The class action suit filed earlier this month against Southern California Edison is sure to amplify calls to bolster protections against sparking power lines across wildfire-prone western states.
Nine plaintiffs accused the utility of negligently igniting the Thomas Fire, the largest wildfire in California history. The suit claims the electric utility undertook “unsafe” construction work and that it had performed inadequate line and equipment maintenance, including failing to remove vegetation and brush adjacent to power lines and poles.
The Thomas Fire roared to life Dec. 4 in the hills near Santa Paula, about 70 miles northwest of downtown Los Angeles and burned for weeks, incinerating more than 270,000 acres of land in Santa Barbara and Ventura counties. The fire racked up more than $120 million in damages, displaced more than 100,000 residents and has been blamed for two deaths, including the death of one firefighter. Ash from the fire clouded skies and covered ground across hundreds of miles. The burn zone, now barren of vegetation, faces a heightened risk for mudslides and debris flows during winter rains. Some vulnerable areas are now under evacuation orders.
At a community meeting held the week before Christmas, residents of the Santa Paula and Ojai areas recalled what they thought was an electricity transformer exploding on the night the fire started, according to the Santa Barbara Independent.
“We heard a huge explosion about 30 or 50 feet outside of our window,” said Ojai homeowner Tiarzha Taylor… “We turned and looked and saw sparks falling to the ground and our yard catching on fire… I ran to get the kids out of there and called 9-1-1.”

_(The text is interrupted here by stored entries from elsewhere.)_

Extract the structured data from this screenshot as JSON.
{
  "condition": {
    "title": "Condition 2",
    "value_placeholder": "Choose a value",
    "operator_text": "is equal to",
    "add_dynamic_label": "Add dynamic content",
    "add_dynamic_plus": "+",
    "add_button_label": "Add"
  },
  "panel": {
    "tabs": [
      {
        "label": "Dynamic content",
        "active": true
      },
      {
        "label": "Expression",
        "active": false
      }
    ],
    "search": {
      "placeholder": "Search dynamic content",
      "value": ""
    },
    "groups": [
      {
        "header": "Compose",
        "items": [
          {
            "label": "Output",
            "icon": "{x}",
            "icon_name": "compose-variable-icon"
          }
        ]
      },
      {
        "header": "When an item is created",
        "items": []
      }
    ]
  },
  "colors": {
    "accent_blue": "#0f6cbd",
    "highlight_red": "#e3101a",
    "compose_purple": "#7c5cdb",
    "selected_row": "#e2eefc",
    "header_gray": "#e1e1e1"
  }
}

Taylor’s children said they heard an electrical buzzing sound outside that made them look out the window. “I heard this buzzing ‘zzzzzz’ sound, kind of like what you might hear in a movie about a mad scientist,” said Cole Everett, age 12. “The sound was dragged out and pretty loud. Then I saw a huge flash of light at the pole, and heard a boom, and saw a sprinkling of sparks falling to the ground.” The buzzing sound was also heard by Darren Hawkins, another Koenigstein Road resident who lost his home in the blaze.

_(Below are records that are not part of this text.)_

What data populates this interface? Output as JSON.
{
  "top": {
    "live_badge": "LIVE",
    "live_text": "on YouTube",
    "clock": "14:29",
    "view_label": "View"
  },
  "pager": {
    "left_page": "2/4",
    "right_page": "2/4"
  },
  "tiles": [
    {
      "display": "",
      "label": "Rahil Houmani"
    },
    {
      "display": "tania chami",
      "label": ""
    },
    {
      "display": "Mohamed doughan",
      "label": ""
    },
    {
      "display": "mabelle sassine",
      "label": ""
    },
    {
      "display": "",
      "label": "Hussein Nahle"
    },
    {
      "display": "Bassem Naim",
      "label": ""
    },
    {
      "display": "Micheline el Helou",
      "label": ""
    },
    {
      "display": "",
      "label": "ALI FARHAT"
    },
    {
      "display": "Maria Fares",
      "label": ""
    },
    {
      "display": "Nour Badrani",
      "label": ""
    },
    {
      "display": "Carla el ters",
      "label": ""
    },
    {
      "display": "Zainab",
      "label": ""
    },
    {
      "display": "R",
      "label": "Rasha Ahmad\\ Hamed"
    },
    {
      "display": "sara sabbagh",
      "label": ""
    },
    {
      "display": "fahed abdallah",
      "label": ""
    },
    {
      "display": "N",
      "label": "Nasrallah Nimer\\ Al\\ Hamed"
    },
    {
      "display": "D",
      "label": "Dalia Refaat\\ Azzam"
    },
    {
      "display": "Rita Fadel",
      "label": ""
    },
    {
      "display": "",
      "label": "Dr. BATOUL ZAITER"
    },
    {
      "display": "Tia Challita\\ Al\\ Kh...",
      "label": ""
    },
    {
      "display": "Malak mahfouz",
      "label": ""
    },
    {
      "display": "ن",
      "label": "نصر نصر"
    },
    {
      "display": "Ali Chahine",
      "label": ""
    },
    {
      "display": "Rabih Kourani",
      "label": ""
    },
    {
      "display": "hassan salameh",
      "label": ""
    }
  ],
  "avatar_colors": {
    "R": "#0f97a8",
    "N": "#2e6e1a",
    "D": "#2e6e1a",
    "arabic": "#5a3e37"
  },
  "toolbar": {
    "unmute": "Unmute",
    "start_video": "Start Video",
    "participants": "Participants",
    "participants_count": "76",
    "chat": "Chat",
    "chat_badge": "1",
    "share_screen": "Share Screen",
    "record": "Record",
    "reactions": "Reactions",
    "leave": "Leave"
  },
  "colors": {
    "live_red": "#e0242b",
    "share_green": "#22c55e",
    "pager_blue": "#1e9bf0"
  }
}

The Thomas Fire litigation follows similar lawsuits filed following this past October’s large wildfires in Northern California’s wine country. CalFire, the state’s fire protection agency, has launched official investigations into the role utilities may have played in igniting the blazes there and in Southern California.
As Route Fifty reported last month, some experts have ramped up calls for utilities to quickly and widely adopt fairly simple and relatively inexpensive practices already in use in places like San Diego—practices that use advanced weather modeling to accurately determine when to shut off power to lines and transformers likely to be whipped by gusting winds in order to prevent them from falling and surging and sending sparks into hot and dry brush.
“Surging power lines ignite these fires,” Cliff Mass, a professor of atmospheric sciences at the University of Washington and a popular weather blogger, told Route Fifty. “It's one of the solvable problems that people aren't addressing. Municipalities have significant regulatory powers over utilities. I think they could require change.
“Cutting power temporarily in a fire-prone section of a county is going to be a much cheaper solution than burying all the power lines,” he said.
John Tomasic is a journalist based in Seattle.